Sebelum berangkat, kami berdoa sesuai keyakinan masing masing. Aku kembali berpesan apabila ada kejadian aneh aneh jangan sampai lari terpisah.
Sehingga kemudian kami membagi tugas. Arian kusuruh menjadi leader dan aku akan berada di bagian belakang sebagai sweeper.

Dengan tersisa hanya 5 orang anggota, ditambah lagi pencahayaan yang mengandalkan satu senter saja, membuat kami harus berjalan dengan hati hati.
Suasana sunyi dan suhu dingin dataran tinggi membuat kami sedikit menggigil. Sempat kami juga beberapa kali terpereset akibat jalan yang cukup licin. Bukannya sakit, kepleset justru membuat kami saling mentertawakan.

Untungnya kami tidak mendapat gangguan sampai tiba di pos 1.
Sesampainya tiba di pos 1 kami diberi beberapa pertanyaan oleh 2 orang senior, dimana bila menjawab benar kami akan mendapatkan beberapa kacang rebus untuk bekal menuju pos 2.

Arian yang memang sejatinya cukup cerdas pun dengan mudah menjawab pertanyaan yang diberikan.
Karena berhasil, maka kami mendapatkan kacang rebus yang cukup banyak. Mengingat satu plastiknya memang disediakan untuk satu anggota kelompok (8 orang) sementara kami hanya berjumlah 5 orang.

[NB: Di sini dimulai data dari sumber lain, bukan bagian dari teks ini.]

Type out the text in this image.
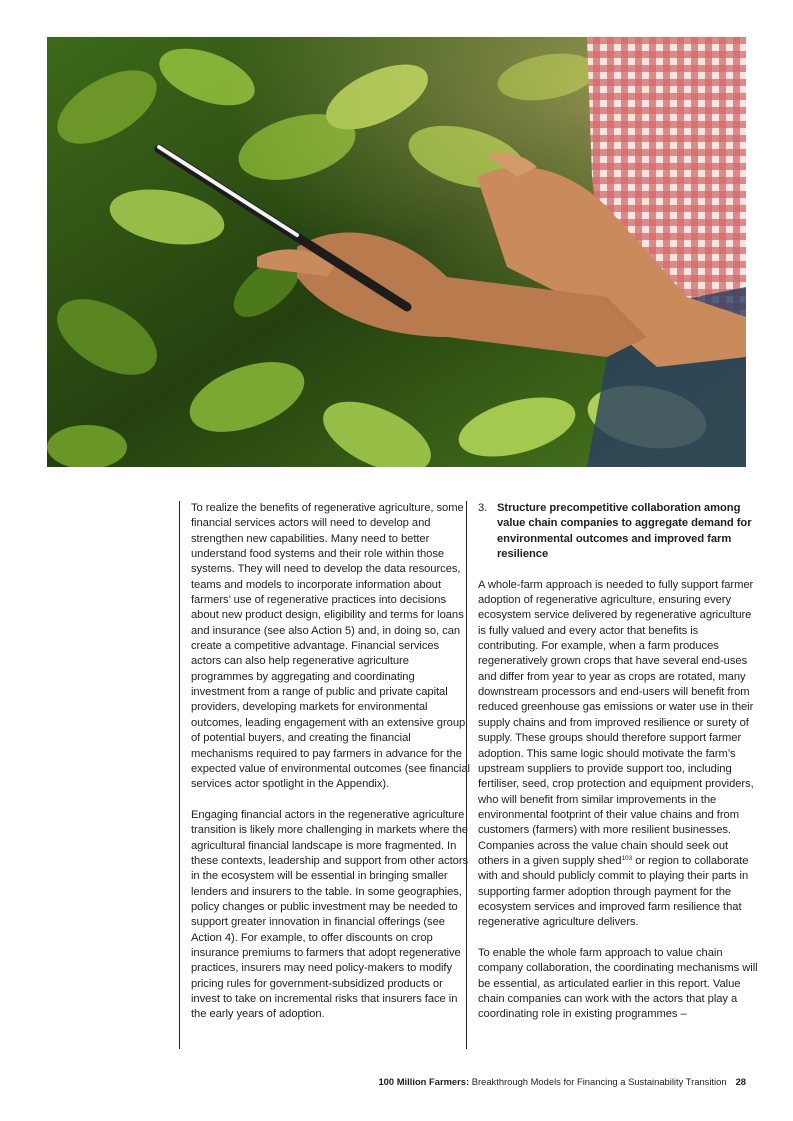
To realize the benefits of regenerative agriculture, some financial services actors will need to develop and strengthen new capabilities. Many need to better understand food systems and their role within those systems. They will need to develop the data resources, teams and models to incorporate information about farmers’ use of regenerative practices into decisions about new product design, eligibility and terms for loans and insurance (see also Action 5) and, in doing so, can create a competitive advantage. Financial services actors can also help regenerative agriculture programmes by aggregating and coordinating investment from a range of public and private capital providers, developing markets for environmental outcomes, leading engagement with an extensive group of potential buyers, and creating the financial mechanisms required to pay farmers in advance for the expected value of environmental outcomes (see financial services actor spotlight in the Appendix).

Engaging financial actors in the regenerative agriculture transition is likely more challenging in markets where the agricultural financial landscape is more fragmented. In these contexts, leadership and support from other actors in the ecosystem will be essential in bringing smaller lenders and insurers to the table. In some geographies, policy changes or public investment may be needed to support greater innovation in financial offerings (see Action 4). For example, to offer discounts on crop insurance premiums to farmers that adopt regenerative practices, insurers may need policy-makers to modify pricing rules for government-subsidized products or invest to take on incremental risks that insurers face in the early years of adoption.

3. Structure precompetitive collaboration among value chain companies to aggregate demand for environmental outcomes and improved farm resilience

A whole-farm approach is needed to fully support farmer adoption of regenerative agriculture, ensuring every ecosystem service delivered by regenerative agriculture is fully valued and every actor that benefits is contributing. For example, when a farm produces regeneratively grown crops that have several end-uses and differ from year to year as crops are rotated, many downstream processors and end-users will benefit from reduced greenhouse gas emissions or water use in their supply chains and from improved resilience or surety of supply. These groups should therefore support farmer adoption. This same logic should motivate the farm’s upstream suppliers to provide support too, including fertiliser, seed, crop protection and equipment providers, who will benefit from similar improvements in the environmental footprint of their value chains and from customers (farmers) with more resilient businesses. Companies across the value chain should seek out others in a given supply shed$^{103}$ or region to collaborate with and should publicly commit to playing their parts in supporting farmer adoption through payment for the ecosystem services and improved farm resilience that regenerative agriculture delivers.

To enable the whole farm approach to value chain company collaboration, the coordinating mechanisms will be essential, as articulated earlier in this report. Value chain companies can work with the actors that play a coordinating role in existing programmes –

100 Million Farmers: Breakthrough Models for Financing a Sustainability Transition 28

Lumayan, cukup banyak untuk mengganjal perut dan menghangatkan tubuh.
Kami kemudian berangkat untuk melanjutkan perjalanan. Disela sela perjalanan menuju pos 2, sambil menikmati kacang rebus tiba tiba Arian berkata bahwa dia mencium bau singkong bakar.

“Ambu kaspe dibakar, mariki tutuk iki”
(Bau singkong bakar, habis ini sampai) teriaknya semangat dari depan.

Ada yang sedikit janggal, karena seingatku baru saja kami meninggalkan pos 1. Masak jalan sebentar sudah mau sampai di pos 2. Mana dia mencium bau singkong bakar pula.
Sementara seorang teman didepanku bertanya kepadaku.

“Koen ambu ta emange?”
(kamu mencium baunya ta?)

“Endak i. Ojo ojo . . “
(Endak. Jangan jangan)

Kami saling tatap, kulihat wajah temanku itu agak sedikit tegang. Sepertinya ia ketakutan.
Aku kemudian menghampirinya, kemudian kubisikkan untuk tetap tenang. Sambil kuarahkan telunjuk kearah mulutku untuk tidak rame rame. Untungnya ia mengerti.

Lalu kuberjalan disampingya agar ia sedikit merasa tenang. Hingga akhirnya kami tiba disebuah jalur persimpangan.
Dimana ada sebuah tanda yang di ikatkan kepada beberapa daun sebagai pertanda bahwa untuk ke air terjun kami harus berjalan ke jalur sebelah kanan.

Sementara Arian bersikukuh bahwa aroma singkong bakar itu mengarah ke jalur sebelah kiri.
Aku dan arian sempat bersitegang dengan pendapat kami masing masing. Ia yakin dengan indra penciumannya yang mengarah ke jalur kiri.

Sementara aku pun menjelaskan bahwa hanya jalur yang ditandai saja yang digunakan sebagai jalur penjelajahan. Karena kebanyakan tanda seperti itu
Saat dalam keriuhan itulah, kami mendapat sambutan dari penghuni jalur persimpangan itu.

“ehemm. .”

Hanya suara deheman yang lumayan kasar dengan nada yang payau. Dimana kami semua mendengarnya dengan sangat jelas dan langsung dibuat diam seketika olehnya
Sementara ketika aku melihat di jalur sebelah kiri terdapat satu pohon pinus yang cukup besar. Dimana dibelakangnya ada sosok hitam tinggi yang tersenyum menyeringai kearahku. Aku mengira bahwa sosok itulah yang daritadi mempengaruhi Arian.
Ketika sedang menatap sosok itu tiba tiba Arian akan meneruskan langkahnya kearah kiri. Reflek aku langsung menariknya

Sementara ketiga temanku sudah lari duluan kearah kanan. Untungnya mereka tidak lari terlalu jauh sehingga aku masih sempat untuk mengejarnya.
Kami berlima ngos ngosan. Capek. Beberapa diantara kami sempat berkata untuk balik saja. Tapi dengan kembali ke tenda berarti harus kembali melewati persimpangan itu tadi, mereka berpikir bahwa mending lanjut saja.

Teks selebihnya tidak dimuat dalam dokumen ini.